Tuesday, May 23, 2006

High cost of gas, high cost of remedying it

Senator Clinton has detailed a plan to reduce foreign oil consumption substantially by 2025, the AP. A rough sketch of her plan is as follows:
Clinton is calling for the creation of a $50 billion "Strategic Energy Fund" paid for by increased profits of the big oil companies. She had urged the creation of such a fund last fall when hurricane damage in the Gulf Coast sent the price of gas soaring.

She is also calling for a massive expansion of ethanol, a corn-based fuel additive and substitute, which is currently only available at a small percentage of gas stations in the United States.

President Bush and other elected officials have called for a greater expansion of E-85, a fuel made of 85 percent ethanol that can be used in vehicles built to run on both regular unleaded gasoline and E-85.

Clinton's speech calls for accelerating the spread of E-85 to half of the nation's gas stations by 2015 by offering a 50 percent tax credit for station owners who install ethanol pumps.

Ethanol is also a popular political cause in midwestern corn states like Iowa, which plays a key early role in the presidential primary process.
Creating a $50 billion dollar energy fund, no matter how well we name it, will not remedy the problem. Moreover, I am philosophically disinclined to tax certain industry sectors at an additional rate because they are now more profitable. However, I do believe we can stop oil subsidies and apply that money to low interest grants and loans for research.

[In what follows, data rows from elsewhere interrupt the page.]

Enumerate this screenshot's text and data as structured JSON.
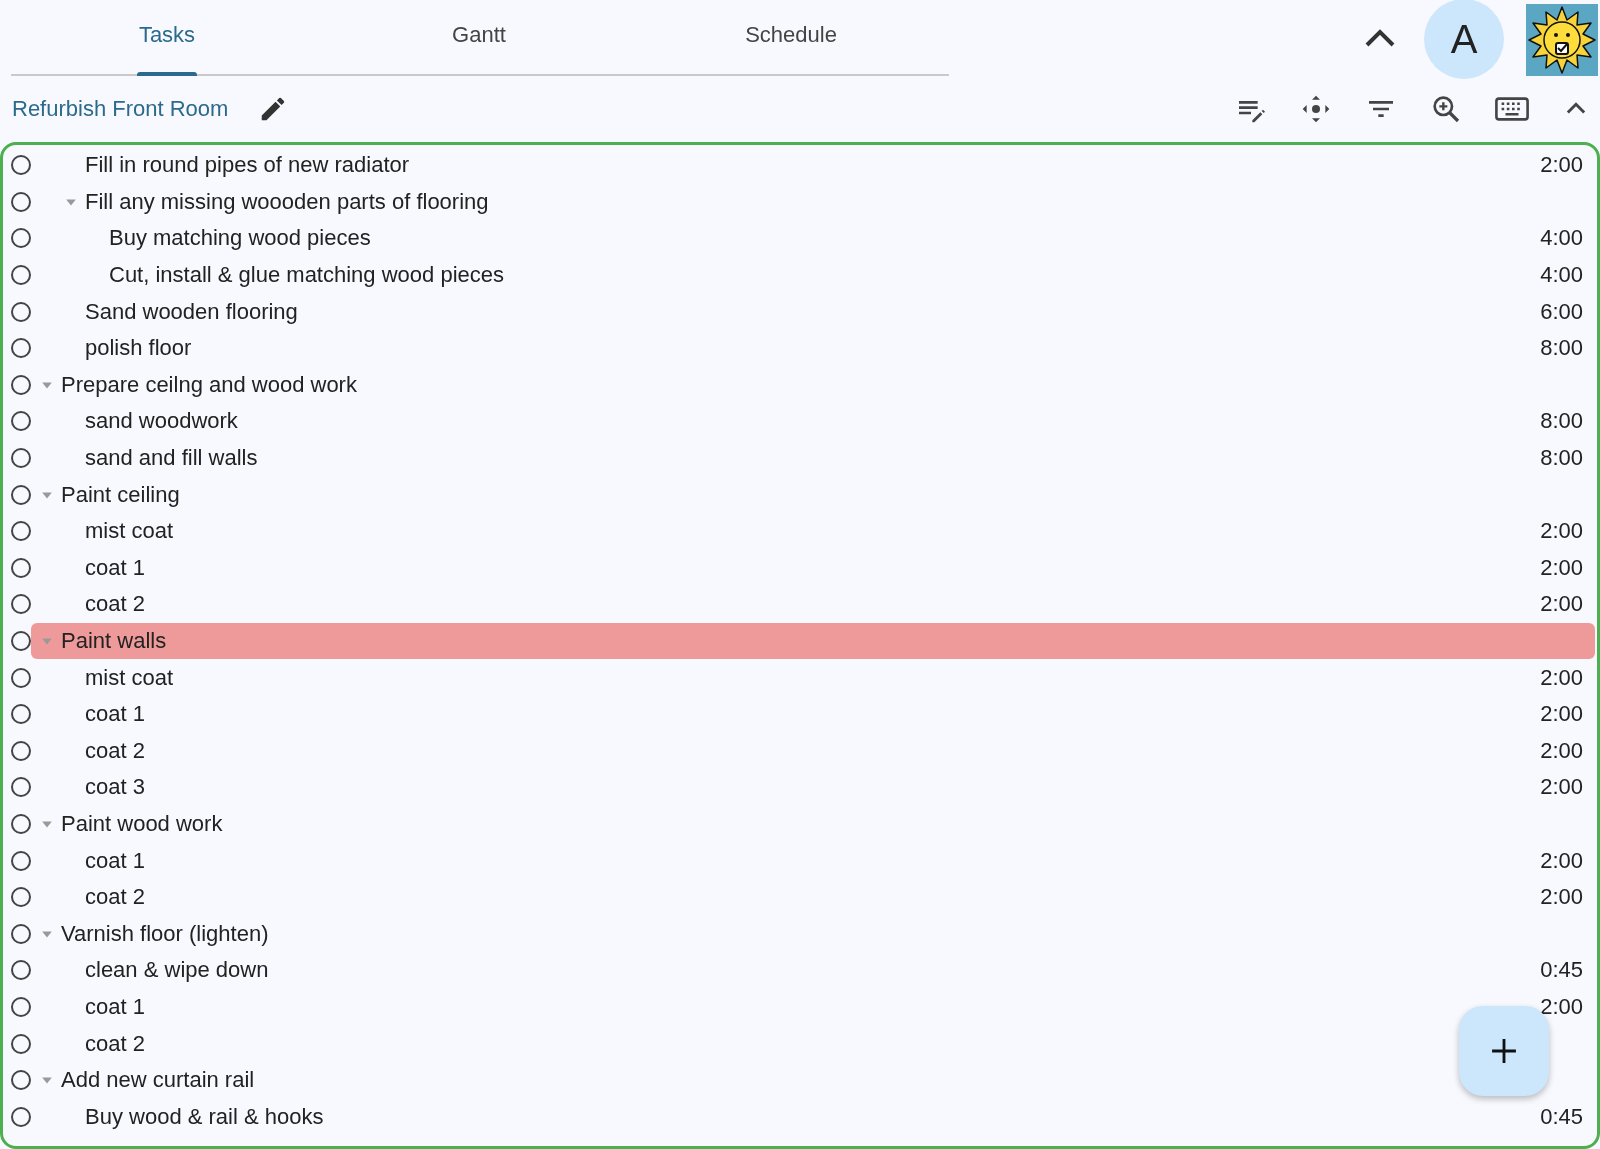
{
  "tabs": [
    {
      "label": "Tasks",
      "selected": true
    },
    {
      "label": "Gantt",
      "selected": false
    },
    {
      "label": "Schedule",
      "selected": false
    }
  ],
  "avatar": {
    "initial": "A"
  },
  "project": {
    "title": "Refurbish Front Room"
  },
  "tasks": [
    {
      "children": [
        {
          "label": "Fill in round pipes of new radiator",
          "duration": "2:00",
          "done": false,
          "selected": false
        },
        {
          "label": "Fill any missing woooden parts of flooring",
          "done": false,
          "selected": false,
          "expanded": true,
          "children": [
            {
              "label": "Buy matching wood pieces",
              "duration": "4:00",
              "done": false,
              "selected": false
            },
            {
              "label": "Cut, install & glue matching wood pieces",
              "duration": "4:00",
              "done": false,
              "selected": false
            }
          ]
        },
        {
          "label": "Sand wooden flooring",
          "duration": "6:00",
          "done": false,
          "selected": false
        },
        {
          "label": "polish floor",
          "duration": "8:00",
          "done": false,
          "selected": false
        }
      ]
    },
    {
      "label": "Prepare ceilng and wood work",
      "done": false,
      "selected": false,
      "expanded": true,
      "children": [
        {
          "label": "sand woodwork",
          "duration": "8:00",
          "done": false,
          "selected": false
        },
        {
          "label": "sand and fill walls",
          "duration": "8:00",
          "done": false,
          "selected": false
        }
      ]
    },
    {
      "label": "Paint ceiling",
      "done": false,
      "selected": false,
      "expanded": true,
      "children": [
        {
          "label": "mist coat",
          "duration": "2:00",
          "done": false,
          "selected": false
        },
        {
          "label": "coat 1",
          "duration": "2:00",
          "done": false,
          "selected": false
        },
        {
          "label": "coat 2",
          "duration": "2:00",
          "done": false,
          "selected": false
        }
      ]
    },
    {
      "label": "Paint walls",
      "done": false,
      "selected": true,
      "expanded": true,
      "children": [
        {
          "label": "mist coat",
          "duration": "2:00",
          "done": false,
          "selected": false
        },
        {
          "label": "coat 1",
          "duration": "2:00",
          "done": false,
          "selected": false
        },
        {
          "label": "coat 2",
          "duration": "2:00",
          "done": false,
          "selected": false
        },
        {
          "label": "coat 3",
          "duration": "2:00",
          "done": false,
          "selected": false
        }
      ]
    },
    {
      "label": "Paint wood work",
      "done": false,
      "selected": false,
      "expanded": true,
      "children": [
        {
          "label": "coat 1",
          "duration": "2:00",
          "done": false,
          "selected": false
        },
        {
          "label": "coat 2",
          "duration": "2:00",
          "done": false,
          "selected": false
        }
      ]
    },
    {
      "label": "Varnish floor (lighten)",
      "done": false,
      "selected": false,
      "expanded": true,
      "children": [
        {
          "label": "clean & wipe down",
          "duration": "0:45",
          "done": false,
          "selected": false
        },
        {
          "label": "coat 1",
          "duration": "2:00",
          "done": false,
          "selected": false
        },
        {
          "label": "coat 2",
          "done": false,
          "selected": false
        }
      ]
    },
    {
      "label": "Add new curtain rail",
      "done": false,
      "selected": false,
      "expanded": true,
      "children": [
        {
          "label": "Buy wood & rail & hooks",
          "duration": "0:45",
          "done": false,
          "selected": false
        }
      ]
    }
  ]
}
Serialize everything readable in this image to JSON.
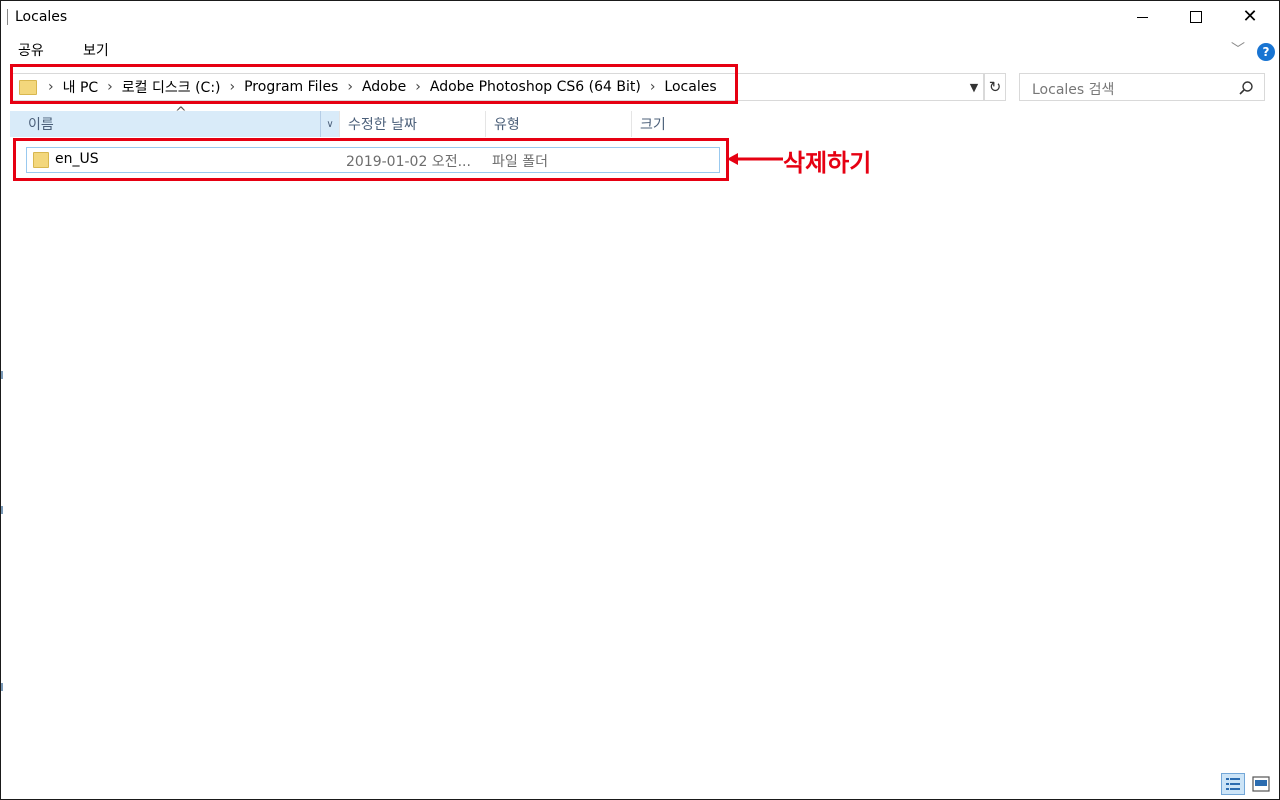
{
  "window": {
    "title": "Locales"
  },
  "ribbon": {
    "tabs": [
      "공유",
      "보기"
    ]
  },
  "address": {
    "crumbs": [
      "내 PC",
      "로컬 디스크 (C:)",
      "Program Files",
      "Adobe",
      "Adobe Photoshop CS6 (64 Bit)",
      "Locales"
    ]
  },
  "search": {
    "placeholder": "Locales 검색"
  },
  "columns": {
    "name": "이름",
    "date": "수정한 날짜",
    "type": "유형",
    "size": "크기"
  },
  "files": [
    {
      "name": "en_US",
      "date": "2019-01-02 오전...",
      "type": "파일 폴더",
      "size": ""
    }
  ],
  "annotation": {
    "text": "삭제하기",
    "color": "#e60012"
  },
  "colors": {
    "highlight": "#e60012",
    "selection": "#d9ebf9",
    "accent": "#1874d2"
  }
}
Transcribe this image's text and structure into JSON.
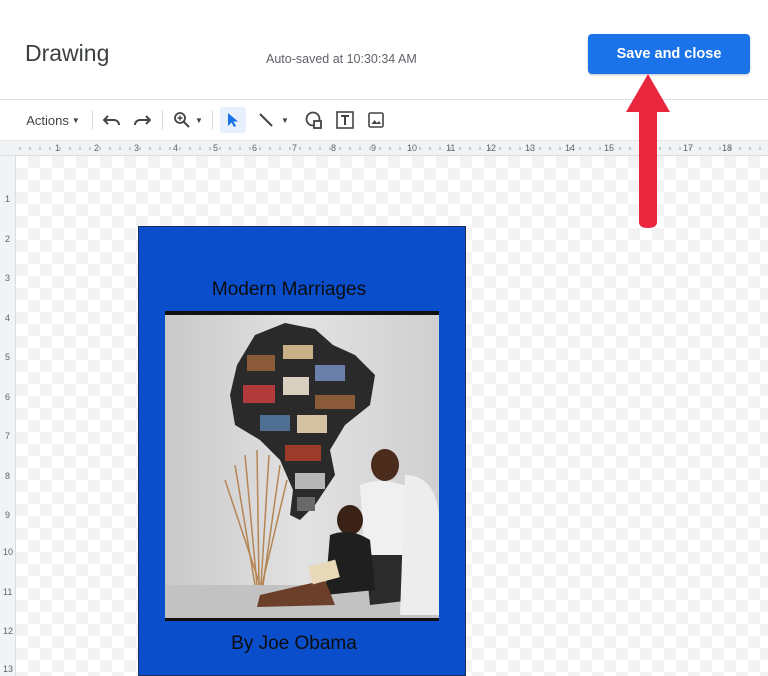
{
  "header": {
    "title": "Drawing",
    "autosave": "Auto-saved at 10:30:34 AM",
    "save_label": "Save and close"
  },
  "toolbar": {
    "actions_label": "Actions",
    "icons": [
      "undo-icon",
      "redo-icon",
      "zoom-icon",
      "select-icon",
      "line-icon",
      "shape-icon",
      "text-box-icon",
      "image-icon"
    ]
  },
  "ruler": {
    "top": [
      "1",
      "2",
      "3",
      "4",
      "5",
      "6",
      "7",
      "8",
      "9",
      "10",
      "11",
      "12",
      "13",
      "14",
      "15",
      "17",
      "18"
    ],
    "left": [
      "1",
      "2",
      "3",
      "4",
      "5",
      "6",
      "7",
      "8",
      "9",
      "10",
      "11",
      "12",
      "13"
    ]
  },
  "cover": {
    "title": "Modern Marriages",
    "author": "By Joe Obama"
  },
  "colors": {
    "accent": "#1a73e8",
    "cover": "#0a4ecb",
    "arrow": "#e8263d"
  }
}
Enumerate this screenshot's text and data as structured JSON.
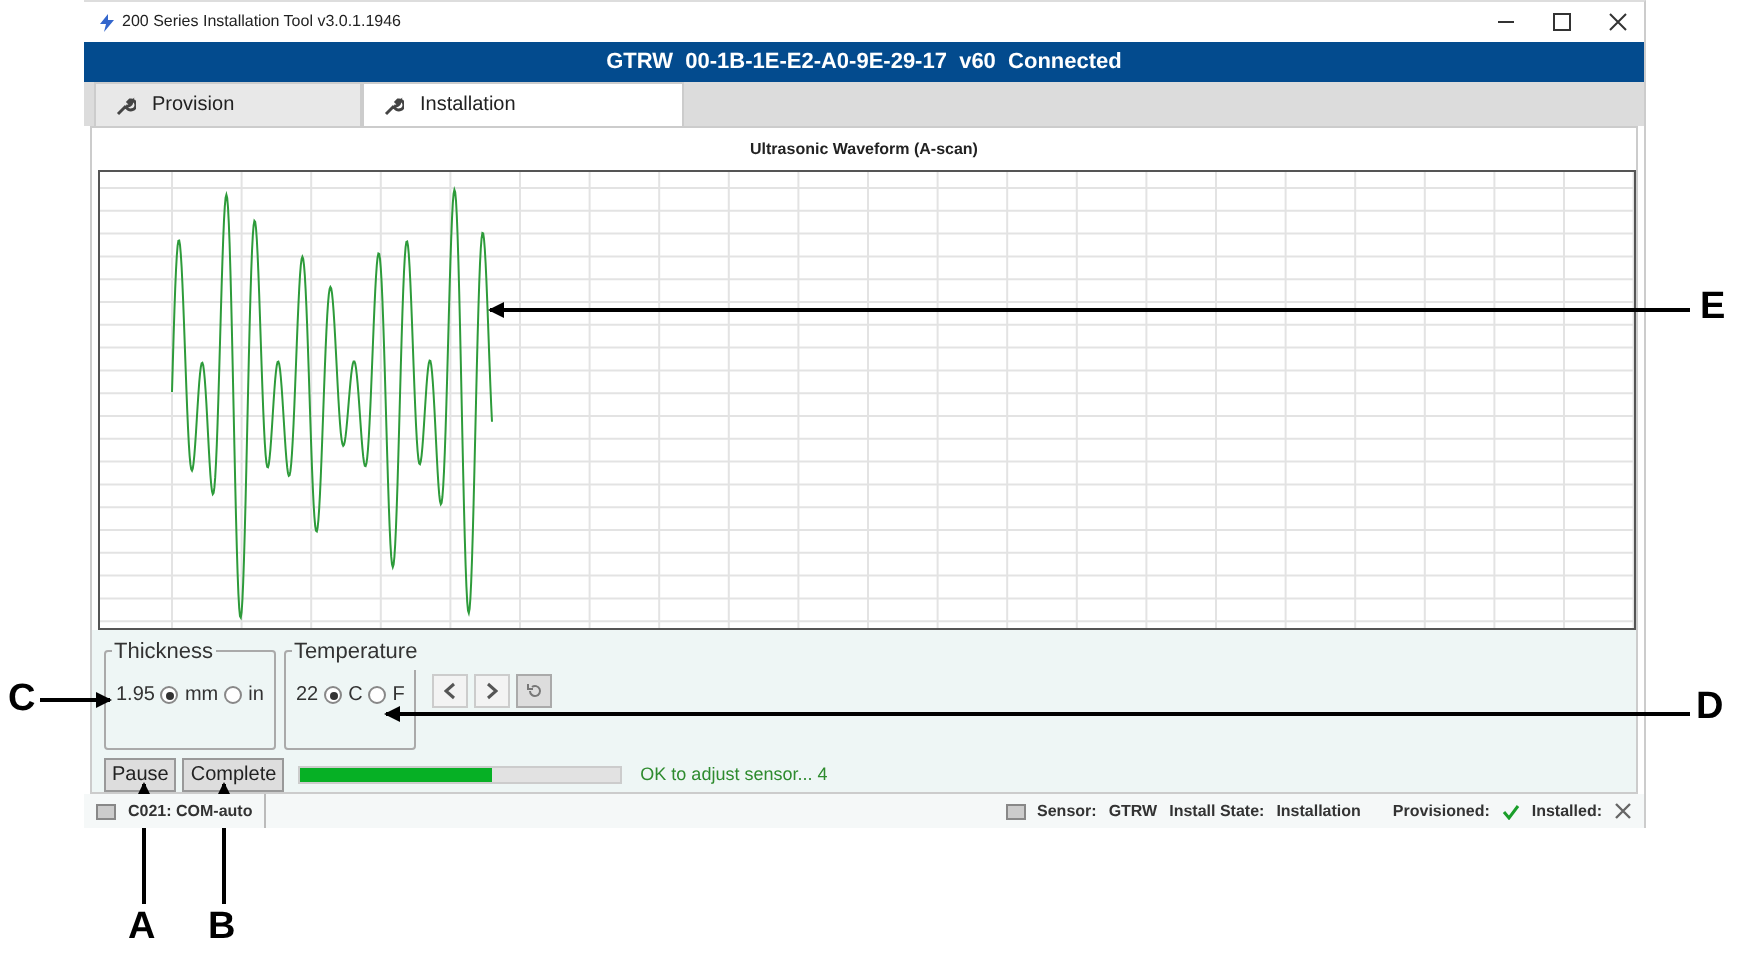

The Federal Government can use its substantial buying power to create a productive market for e85 consumption in the short term. General Motors and other U.S. automakers have the ability to produce hundreds of thousands of flex-fuel vehicles. At present, the cost of gas encourages action toward alternatives. It would have been nice if this was not something new -- if there had been a higher gas tax to fuel alternative research. Tom Friedman, on last night's episode of Charlie Rose, proposed a $3.50/gallon (net, with tax) rate to protect investors in alternative energy; he also said that lower and middle income people would be granted a lower tax rate to offset this cost.

Clinton's idea of a substantial fund in government hands will not fly. However, a small government research fund combined with deliberate government spending on alternative fuel vehicles and higher gas taxes to support alternative fuels economically and in the lab can happen.